Wednesday, March 5, 2008

Lafcadio Hearn

Lafcadio Hearn was a fascinating man. He went to Japan as a newspaper correspondent in 1890, and stayed there, teaching English and marrying a Japanese woman. He was the first ever, and for a long time the only, naturalized Japanese citizen. He was a good writer, evoking in a wonderful late-Victorian style the beauty and charm of a Japan that was fast modernizing but still had large amounts of the old Tokugawa Period manners and customs. His words paint colorful pictures of Japan that resonate with the period's woodblock prints and still resonate today in Japan, Inc. of the 21st century When I was in grad school, Lafcadio Hearn was a bad word around the Asian Languages Department at Stanford. I once mentioned that I was reading Hearn and a professor made a sour sort of face that cast doubt on my basic sanity as well as my ability to ever succeed at the Asian Scholar game; I quickly repented, at least in public, and began to speak of the inaccuracies in Hearn’s translations and how he allowed his own personal beliefs to alter what he wrote about Buddhism. I read him openly now and consider the world he portrays to be a place in time that everyone wishing to understand Japan should go. Most of his books are out of print, but there is much available online (For example here: Project Gutenberg )

Here is a small sampling:

"It is with the delicious surprise of the first journey through Japanese streets--unable to make one's kuruma-runner understand anything but gestures, frantic gestures to roll on anywhere, everywhere, since all is unspeakably pleasurable and new--that one first receives the real sensation of being in the Orient, in this Far East so much read of, so long dreamed of, yet, as the eyes bear witness, heretofore all unknown. There is a romance even in the first full consciousness of this rather commonplace fact; but for me this consciousness is transfigured inexpressibly by the divine beauty of the day. There is some charm unutterable in the morning air, cool with the coolness of Japanese spring and wind-waves from the snowy cone of Fuji; a charm perhaps due rather to softest lucidity than to any positive tone--an atmospheric limpidity extraordinary, with only a suggestion of blue in it, through which the most distant objects appear focused with amazing sharpness. The sun is only pleasantly warm; the jinricksha, or kuruma, is the most cosy little vehicle imaginable; and the street-vistas, as seen above the dancing white mushroom-shaped hat of my sandalled runner, have an allurement of which I fancy that I could never weary."

Glimpses of Unfamiliar Japan


"Buddhism . . . recognizing no permanency, no finite stabilities, no distinctions of character or class or race, except as passing phenomena,--nay, no difference even between gods and men,--has been essentially the religion of tolerance. Demon and angel are but varying manifestations of the same Karma;--hell and heaven mere temporary halting-places upon the journey to eternal peace. For all beings there is but one law,--immutable and divine: the law by which the lowest must rise to the place of the highest,--the law by which the worst must become the best,--the law by which the vilest must become a Buddha. In such a system there is no room for prejudice and for hatred. Ignorance alone is the source of wrong and pain; and all ignorance must finally be dissipated in infinite light through the decomposition of Self.

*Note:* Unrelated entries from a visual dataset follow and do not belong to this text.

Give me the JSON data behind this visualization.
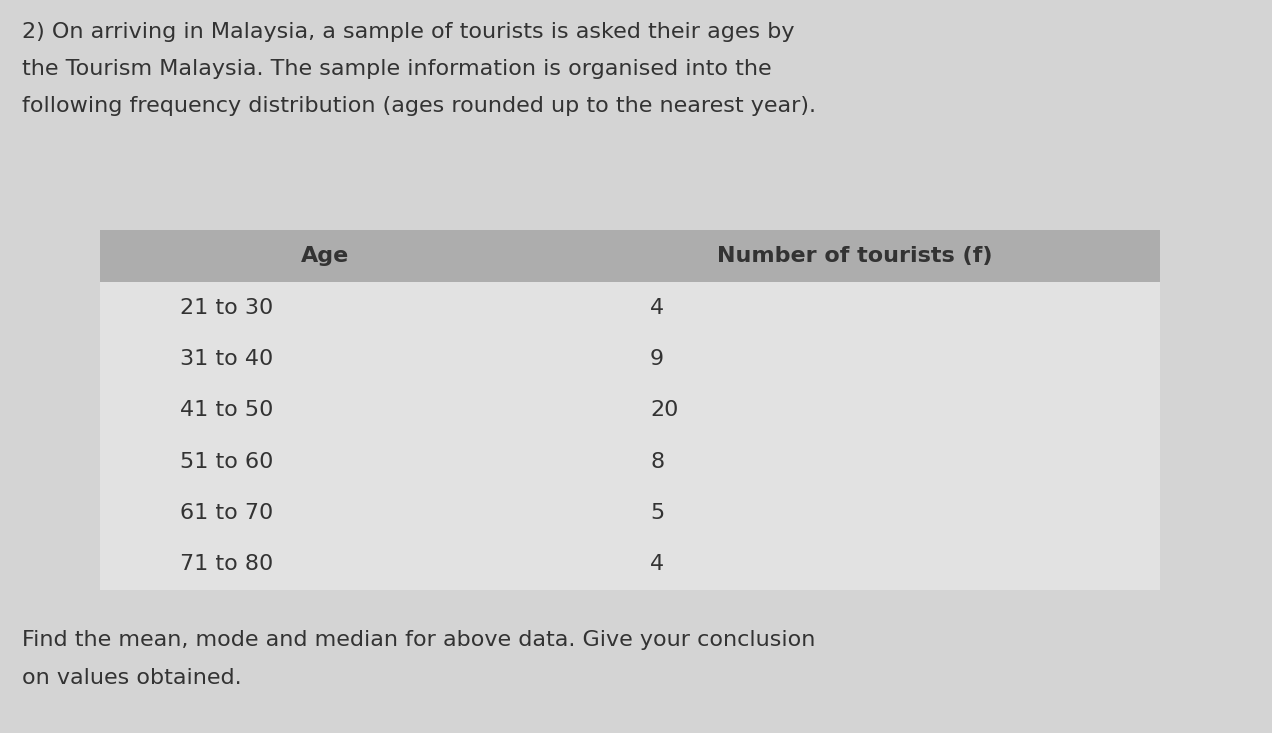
{
  "title_line1": "2) On arriving in Malaysia, a sample of tourists is asked their ages by",
  "title_line2": "the Tourism Malaysia. The sample information is organised into the",
  "title_line3": "following frequency distribution (ages rounded up to the nearest year).",
  "footer_line1": "Find the mean, mode and median for above data. Give your conclusion",
  "footer_line2": "on values obtained.",
  "col1_header": "Age",
  "col2_header": "Number of tourists (f)",
  "rows": [
    [
      "21 to 30",
      "4"
    ],
    [
      "31 to 40",
      "9"
    ],
    [
      "41 to 50",
      "20"
    ],
    [
      "51 to 60",
      "8"
    ],
    [
      "61 to 70",
      "5"
    ],
    [
      "71 to 80",
      "4"
    ]
  ],
  "background_color": "#d4d4d4",
  "table_header_bg": "#adadad",
  "table_data_bg": "#e2e2e2",
  "text_color": "#333333",
  "title_fontsize": 16,
  "header_fontsize": 16,
  "data_fontsize": 16,
  "footer_fontsize": 16,
  "font_family": "DejaVu Sans"
}
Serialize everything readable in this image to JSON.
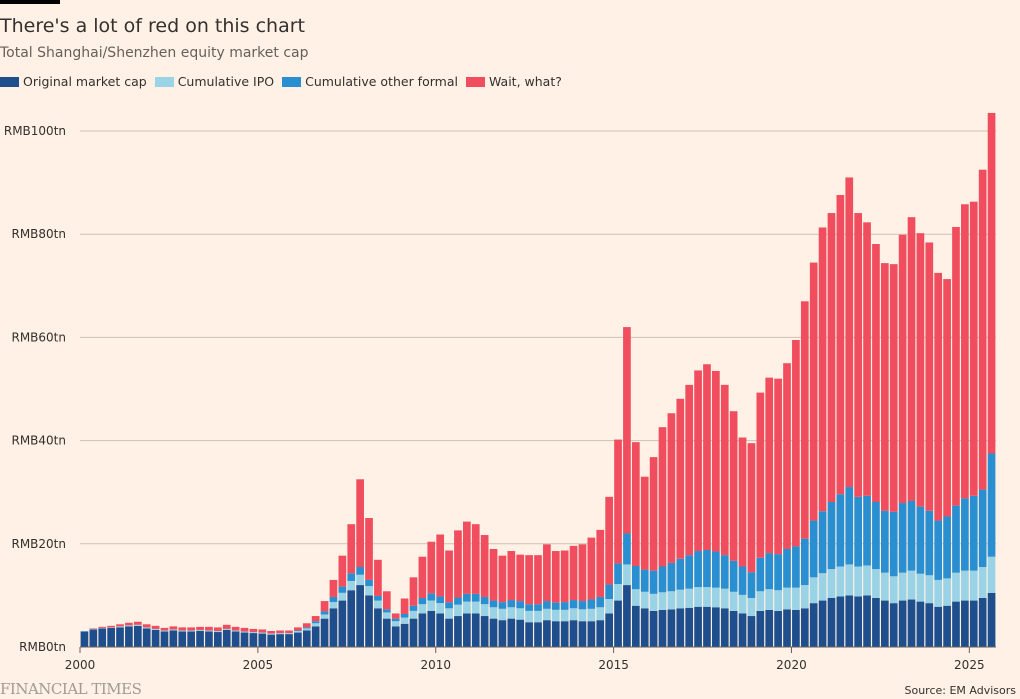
{
  "header": {
    "title": "There's a lot of red on this chart",
    "subtitle": "Total Shanghai/Shenzhen equity market cap"
  },
  "footer": {
    "brand": "FINANCIAL TIMES",
    "source": "Source: EM Advisors"
  },
  "colors": {
    "background": "#fff1e5",
    "original": "#1f4e8c",
    "ipo": "#9bd3e6",
    "other": "#2a8fd0",
    "wait": "#f04e5e",
    "grid": "#ccc1b7"
  },
  "chart_data": {
    "type": "bar",
    "stacked": true,
    "title": "There's a lot of red on this chart",
    "subtitle": "Total Shanghai/Shenzhen equity market cap",
    "xlabel": "",
    "ylabel": "",
    "ylim": [
      0,
      100
    ],
    "xlim": [
      2000,
      2025.75
    ],
    "y_ticks": [
      0,
      20,
      40,
      60,
      80,
      100
    ],
    "y_tick_labels": [
      "RMB0tn",
      "RMB20tn",
      "RMB40tn",
      "RMB60tn",
      "RMB80tn",
      "RMB100tn"
    ],
    "x_ticks": [
      2000,
      2005,
      2010,
      2015,
      2020,
      2025
    ],
    "x_tick_labels": [
      "2000",
      "2005",
      "2010",
      "2015",
      "2020",
      "2025"
    ],
    "grid": true,
    "legend_position": "top-left",
    "unit": "RMB trillion",
    "frequency": "quarterly (estimated from chart)",
    "x": [
      2000.0,
      2000.25,
      2000.5,
      2000.75,
      2001.0,
      2001.25,
      2001.5,
      2001.75,
      2002.0,
      2002.25,
      2002.5,
      2002.75,
      2003.0,
      2003.25,
      2003.5,
      2003.75,
      2004.0,
      2004.25,
      2004.5,
      2004.75,
      2005.0,
      2005.25,
      2005.5,
      2005.75,
      2006.0,
      2006.25,
      2006.5,
      2006.75,
      2007.0,
      2007.25,
      2007.5,
      2007.75,
      2008.0,
      2008.25,
      2008.5,
      2008.75,
      2009.0,
      2009.25,
      2009.5,
      2009.75,
      2010.0,
      2010.25,
      2010.5,
      2010.75,
      2011.0,
      2011.25,
      2011.5,
      2011.75,
      2012.0,
      2012.25,
      2012.5,
      2012.75,
      2013.0,
      2013.25,
      2013.5,
      2013.75,
      2014.0,
      2014.25,
      2014.5,
      2014.75,
      2015.0,
      2015.25,
      2015.5,
      2015.75,
      2016.0,
      2016.25,
      2016.5,
      2016.75,
      2017.0,
      2017.25,
      2017.5,
      2017.75,
      2018.0,
      2018.25,
      2018.5,
      2018.75,
      2019.0,
      2019.25,
      2019.5,
      2019.75,
      2020.0,
      2020.25,
      2020.5,
      2020.75,
      2021.0,
      2021.25,
      2021.5,
      2021.75,
      2022.0,
      2022.25,
      2022.5,
      2022.75,
      2023.0,
      2023.25,
      2023.5,
      2023.75,
      2024.0,
      2024.25,
      2024.5,
      2024.75,
      2025.0,
      2025.25,
      2025.5
    ],
    "series": [
      {
        "name": "Original market cap",
        "values": [
          3.0,
          3.4,
          3.6,
          3.7,
          3.8,
          4.0,
          4.1,
          3.6,
          3.3,
          3.0,
          3.2,
          3.0,
          3.0,
          3.1,
          3.0,
          2.9,
          3.3,
          3.0,
          2.8,
          2.7,
          2.6,
          2.4,
          2.5,
          2.5,
          2.8,
          3.2,
          4.0,
          5.5,
          7.5,
          9.0,
          11.0,
          12.0,
          10.0,
          7.5,
          5.5,
          4.0,
          4.5,
          5.5,
          6.5,
          7.0,
          6.5,
          5.5,
          6.0,
          6.5,
          6.5,
          6.0,
          5.5,
          5.2,
          5.5,
          5.3,
          4.8,
          4.8,
          5.2,
          5.0,
          5.0,
          5.2,
          5.0,
          5.0,
          5.2,
          6.5,
          9.0,
          12.0,
          8.0,
          7.5,
          7.0,
          7.2,
          7.3,
          7.5,
          7.6,
          7.8,
          7.8,
          7.7,
          7.5,
          7.0,
          6.5,
          6.0,
          7.0,
          7.2,
          7.0,
          7.3,
          7.2,
          7.5,
          8.5,
          9.0,
          9.5,
          9.8,
          10.0,
          9.8,
          10.0,
          9.5,
          9.0,
          8.5,
          9.0,
          9.2,
          8.8,
          8.5,
          7.8,
          8.0,
          8.8,
          9.0,
          9.0,
          9.5,
          10.5
        ]
      },
      {
        "name": "Cumulative IPO",
        "values": [
          0.1,
          0.1,
          0.1,
          0.1,
          0.2,
          0.2,
          0.2,
          0.2,
          0.2,
          0.2,
          0.2,
          0.2,
          0.2,
          0.2,
          0.2,
          0.2,
          0.2,
          0.2,
          0.2,
          0.2,
          0.2,
          0.2,
          0.2,
          0.2,
          0.3,
          0.4,
          0.6,
          0.8,
          1.2,
          1.5,
          1.8,
          2.0,
          1.8,
          1.5,
          1.2,
          1.0,
          1.2,
          1.5,
          1.8,
          2.0,
          2.0,
          2.0,
          2.2,
          2.3,
          2.3,
          2.3,
          2.2,
          2.2,
          2.2,
          2.2,
          2.2,
          2.2,
          2.2,
          2.2,
          2.2,
          2.3,
          2.3,
          2.4,
          2.5,
          2.8,
          3.2,
          4.0,
          3.2,
          3.2,
          3.3,
          3.4,
          3.5,
          3.6,
          3.7,
          3.8,
          3.8,
          3.8,
          3.8,
          3.7,
          3.6,
          3.5,
          3.8,
          4.0,
          4.0,
          4.2,
          4.3,
          4.5,
          5.0,
          5.3,
          5.6,
          5.8,
          6.0,
          5.8,
          5.8,
          5.6,
          5.4,
          5.2,
          5.4,
          5.6,
          5.4,
          5.4,
          5.2,
          5.3,
          5.6,
          5.8,
          5.8,
          6.0,
          7.0
        ]
      },
      {
        "name": "Cumulative other formal",
        "values": [
          0.0,
          0.0,
          0.0,
          0.0,
          0.0,
          0.0,
          0.0,
          0.0,
          0.0,
          0.0,
          0.0,
          0.0,
          0.0,
          0.0,
          0.0,
          0.0,
          0.0,
          0.0,
          0.0,
          0.0,
          0.0,
          0.0,
          0.0,
          0.0,
          0.1,
          0.2,
          0.4,
          0.6,
          1.0,
          1.2,
          1.5,
          1.5,
          1.2,
          0.9,
          0.6,
          0.5,
          0.7,
          1.0,
          1.2,
          1.4,
          1.3,
          1.2,
          1.4,
          1.5,
          1.5,
          1.4,
          1.3,
          1.3,
          1.4,
          1.4,
          1.3,
          1.3,
          1.5,
          1.4,
          1.5,
          1.6,
          1.6,
          1.8,
          2.0,
          2.8,
          4.0,
          6.0,
          4.5,
          4.3,
          4.5,
          5.0,
          5.5,
          6.0,
          6.5,
          7.0,
          7.2,
          7.0,
          6.5,
          6.0,
          5.5,
          5.0,
          6.5,
          7.0,
          7.0,
          7.5,
          8.0,
          9.0,
          11.0,
          12.0,
          13.0,
          14.0,
          15.0,
          13.5,
          13.5,
          13.0,
          12.0,
          12.5,
          13.5,
          13.5,
          13.0,
          12.5,
          11.5,
          12.0,
          13.0,
          14.0,
          14.5,
          15.0,
          20.0
        ]
      },
      {
        "name": "Wait, what?",
        "values": [
          0.0,
          0.1,
          0.2,
          0.3,
          0.4,
          0.5,
          0.6,
          0.6,
          0.6,
          0.5,
          0.6,
          0.6,
          0.6,
          0.6,
          0.7,
          0.7,
          0.8,
          0.7,
          0.7,
          0.6,
          0.6,
          0.5,
          0.5,
          0.5,
          0.6,
          0.8,
          1.0,
          2.0,
          3.3,
          6.0,
          9.5,
          17.0,
          12.0,
          7.0,
          3.5,
          1.0,
          3.0,
          5.5,
          8.0,
          10.0,
          12.0,
          10.0,
          13.0,
          14.0,
          13.5,
          12.0,
          10.0,
          9.0,
          9.5,
          9.0,
          9.5,
          9.5,
          11.0,
          10.0,
          10.0,
          10.5,
          11.0,
          12.0,
          13.0,
          17.0,
          24.0,
          40.0,
          24.0,
          18.0,
          22.0,
          27.0,
          29.0,
          31.0,
          33.0,
          35.0,
          36.0,
          35.0,
          33.0,
          29.0,
          25.0,
          25.0,
          32.0,
          34.0,
          34.0,
          36.0,
          40.0,
          46.0,
          50.0,
          55.0,
          56.0,
          58.0,
          60.0,
          55.0,
          53.0,
          50.0,
          48.0,
          48.0,
          52.0,
          55.0,
          53.0,
          52.0,
          48.0,
          46.0,
          54.0,
          57.0,
          57.0,
          62.0,
          66.0
        ]
      }
    ]
  }
}
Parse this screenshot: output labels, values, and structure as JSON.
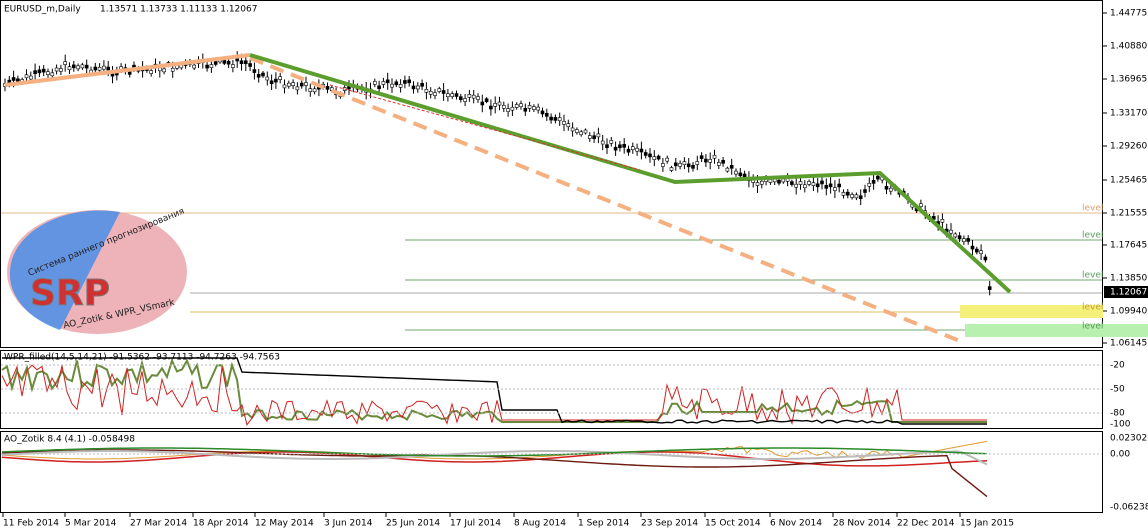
{
  "header": {
    "symbol": "EURUSD_m,Daily",
    "ohlc": "1.13571 1.13733 1.11133 1.12067"
  },
  "price_axis": [
    "1.44775",
    "1.40880",
    "1.36965",
    "1.33170",
    "1.29260",
    "1.25465",
    "1.21555",
    "1.17645",
    "1.13850",
    "1.09940",
    "1.06145"
  ],
  "current_price": "1.12067",
  "levels": [
    "level",
    "level",
    "level",
    "level",
    "level"
  ],
  "logo": {
    "big": "SRP",
    "top": "Система раннего прогнозирования",
    "bottom": "AO_Zotik & WPR_VSmark"
  },
  "wpr": {
    "title": "WPR_filled(14,5,14,21) -91.5362 -93.7113 -94.7263 -94.7563",
    "axis": [
      "-20",
      "-50",
      "-80",
      "-100"
    ]
  },
  "ao": {
    "title": "AO_Zotik 8.4 (4.1) -0.058498",
    "axis": [
      "0.023026",
      "0.00",
      "-0.06238"
    ]
  },
  "dates": [
    "11 Feb 2014",
    "5 Mar 2014",
    "27 Mar 2014",
    "18 Apr 2014",
    "12 May 2014",
    "3 Jun 2014",
    "25 Jun 2014",
    "17 Jul 2014",
    "8 Aug 2014",
    "1 Sep 2014",
    "23 Sep 2014",
    "15 Oct 2014",
    "6 Nov 2014",
    "28 Nov 2014",
    "22 Dec 2014",
    "15 Jan 2015"
  ]
}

But in the case of the average seeker after truth, this refinement and ultimate decomposition of self can be effected only with lentor inexpressible. The phantom-individuality, though enduring only for the space of a single lifetime, shapes out of the sum of its innate qualities, and out of the sum of its own particular acts and thoughts, the new combination which succeeds it,--a fresh individuality,--another prison of illusion for the Self-without-selfishness. As name and form, the false self dissolves; but its impulses live on and recombine; and the final destruction of those impulses--the total extinction of their ghostly vitality,--may require a protraction of effort through billions of centuries. Perpetually from the ashes of burnt-out passions subtler passions are born,--perpetually from the graves of illusions new illusions arise. The most powerful of human passions is the last to yield: it persists far into superhuman conditions. Even when its grosser forms have passed away, its tendencies still lurk in those feelings originally derived from it or interwoven with it,--the sensation of beauty, for example, and the delight of the mind in graceful things. On earth these are classed among the higher feelings. But in a supramundane state their indulgence is fraught with peril: a touch or a look may cause the broken fetters of sensual bondage to reform. Beyond all worlds of sex there are strange zones in which thoughts and memories become tangible and visible objective facts,--in which emotional fancies are materialized,-- in which the least unworthy wish may prove creative."

Gleanings in the Buddha Fields

I also strongly recommend Kokoro which is often available in paperback. 今日、 朝から晩まで心よくして下さい。